If a new thermostat doesn't solve a problem I highly suggest renting a cooling system pressure tester from an auto parts store and pressurizing the system to check for leaks. Even the smallest trickles of a leak can cause major cooling issues. The hot coolant gets expelled and the system draws in cool ccolant from the resevoir. It can be a nasty cycle
 
Didn't know where to put this. I figured I'd add it here cause I agree with op this should be a psa.

Purchased motorad fail safe thermostat for a 4g63 from autozone. Listed under gsx to open at 180 fails to open until 195.

Replaced it with a Murray brand thermostat from O'Reilly. Once again 180 degree thermostat listed for a 97 gsx. Open the box and it has a motorad stamp on it. Failed to open at 180. Brought inside did the water dunk test. Once again doesn't begin to open until 195.

Both these thermostats would cause the temp gauge to go up past half but not quite 3/4 and that's when they would open and you'd get temp drop to normal on the gauge if your cooling fan is working.

At the same time I purchased the 2nd thermostat I picked up a ect sensor (2 pin) listed under a gsx part number 2-9361 from oreillys. This temp sensor failed to give correct data to the ecu and would not kick the fan on. The only ect under the gsx listing that shares a part number with the 420a. All the other ect sensors listed under a gsx share a part number with a 05 lancer evolution except the one I bought. You have like a 1 in 3 chance of getting the wrong ect sensor from oreilly. You also have a high chance of getting a crap thermostat. When you do both ect and thermostat from oreillys at the same time you get the symptoms of a thermostat stuck shut a temp gauge that rises above half but wont heat past 3/4 and a cooling fan that doesn't kick on. If you look up thermostat not opening on this site alot of people are on here asking why they have these symptoms when they have new parts. Hope this clears it up and helps someone in the future.
 
Interesting. I've only ever had an issue with the first thermostat I put in my car, it was a failsafe brand and on first start up it failed open. Drove the car for a few months and the thing would never get warm, highway driving would have coolant temps around 150. Replaced that with a Stant thermostat and haven't had any issues in a few years, even after pulling it out a couple of times to do my new intercooler setup.

I do recall the temperature sensors (for 1gs at least) being hard to track down, I had to do a bit of investigating to get new ones. I believe I ordered them online actually.
 
Lots of aftermarket thermostats out there in use. I myself had an off the shelf 190F or whatever was close, ran it for years. I am switching to a 180F Stant just so that its full open is basivally guaranteed closer to 190F than whatever it actually is on this one.

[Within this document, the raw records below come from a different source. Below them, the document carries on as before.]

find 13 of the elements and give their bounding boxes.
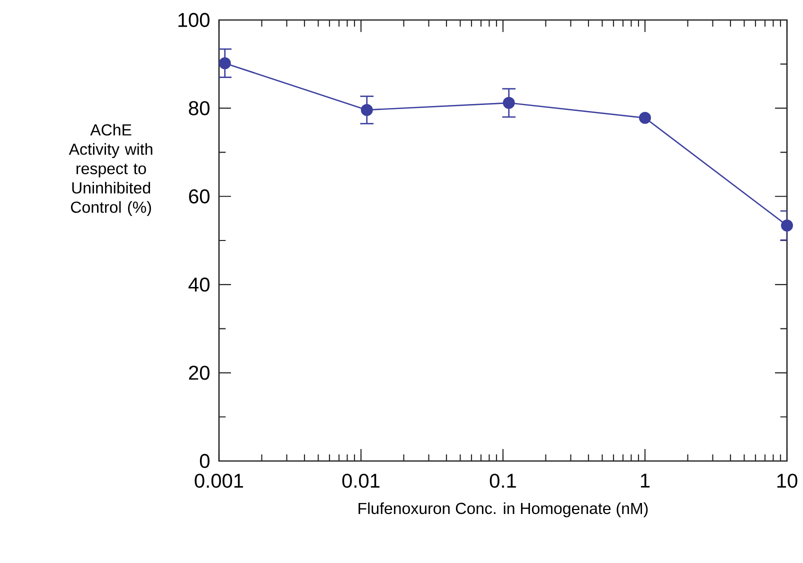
x-tick-label: 0.01: [342, 474, 380, 488]
x-tick-label: 0.001: [194, 474, 244, 488]
y-tick-label: 0: [200, 454, 210, 468]
x-axis-title: Flufenoxuron Conc. in Homogenate (nM): [358, 502, 648, 518]
x-tick-label: 1: [640, 474, 650, 488]
y-tick-label: 80: [188, 101, 210, 116]
y-tick-label: 60: [189, 189, 210, 204]
y-tick-label: 40: [188, 278, 210, 292]
y-axis-title: AChE Activity with respect to Uninhibited Control (%): [68, 124, 152, 216]
y-tick-label: 100: [178, 12, 210, 28]
x-tick-label: 0.1: [490, 474, 516, 488]
x-tick-label: 10: [777, 474, 798, 488]
y-tick-label: 20: [189, 366, 210, 380]
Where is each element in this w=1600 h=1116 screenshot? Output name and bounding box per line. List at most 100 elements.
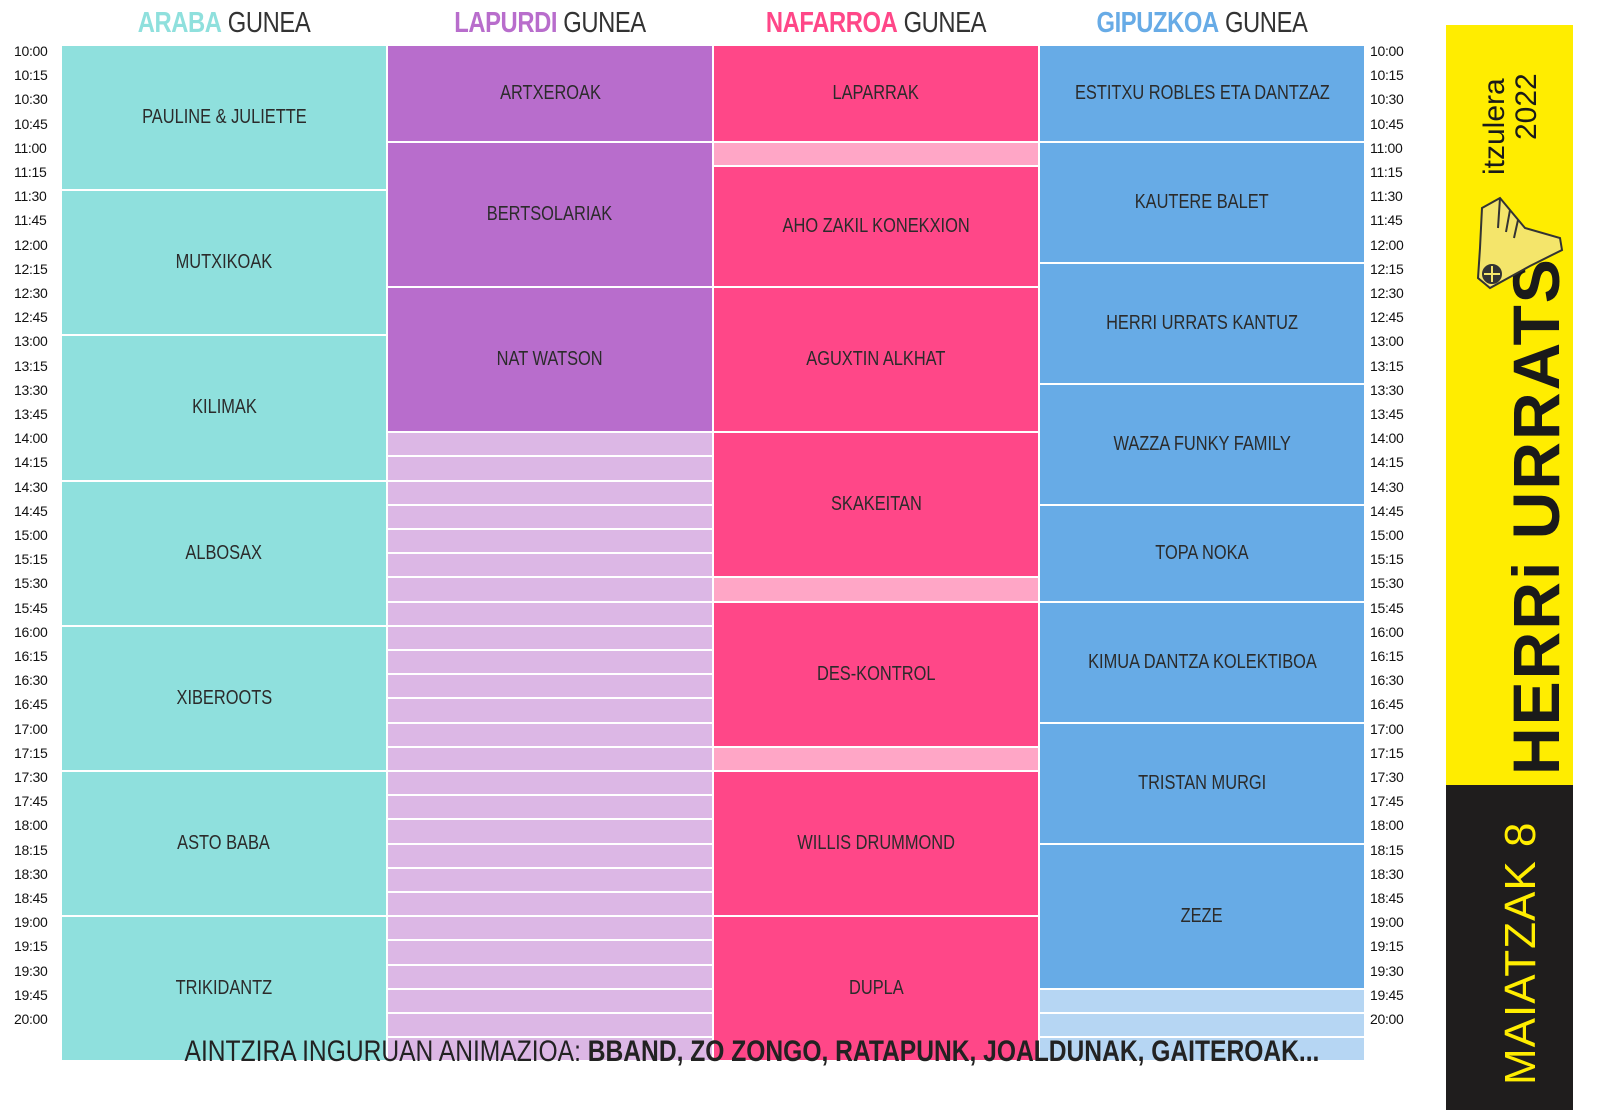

Would I buy motorad? Obviously I did not but that was before this thread. Does this thread push me any further away from them? No not really.

I believe the "do not use anything but OEM" here is misleading.
 
Lots of aftermarket thermostats out there in use. I myself had an off the shelf 190F or whatever was close, ran it for years. I am switching to a 180F Stant just so that its full open is basivally guaranteed closer to 190F than whatever it actually is on this one.

Would I buy motorad? Obviously I did not but that was before this thread. Does this thread push me any further away from them? No not really.

I believe the "do not use anything but OEM" here is misleading.
I agree the title of this thread is misleading. I Just wanted to let people know the experience I had. I actually ended up with a gates one that works in the end.
 
It all depends what brand the parts store is selling as well. I think AutoZone is motorad? I know NAPA is gates.

Years ago on my 2g 420 I discovered my fans weren't kicking on because of a faulty CTS. Actually the CTS connector was bad so I replaced the pigtail. Not sure if this would happen on a 4g63.
 
I just installed a Stant 170° thermostat (part #14077) yesterday with a couple more drilled holes. I will report back with a log. I daily btw.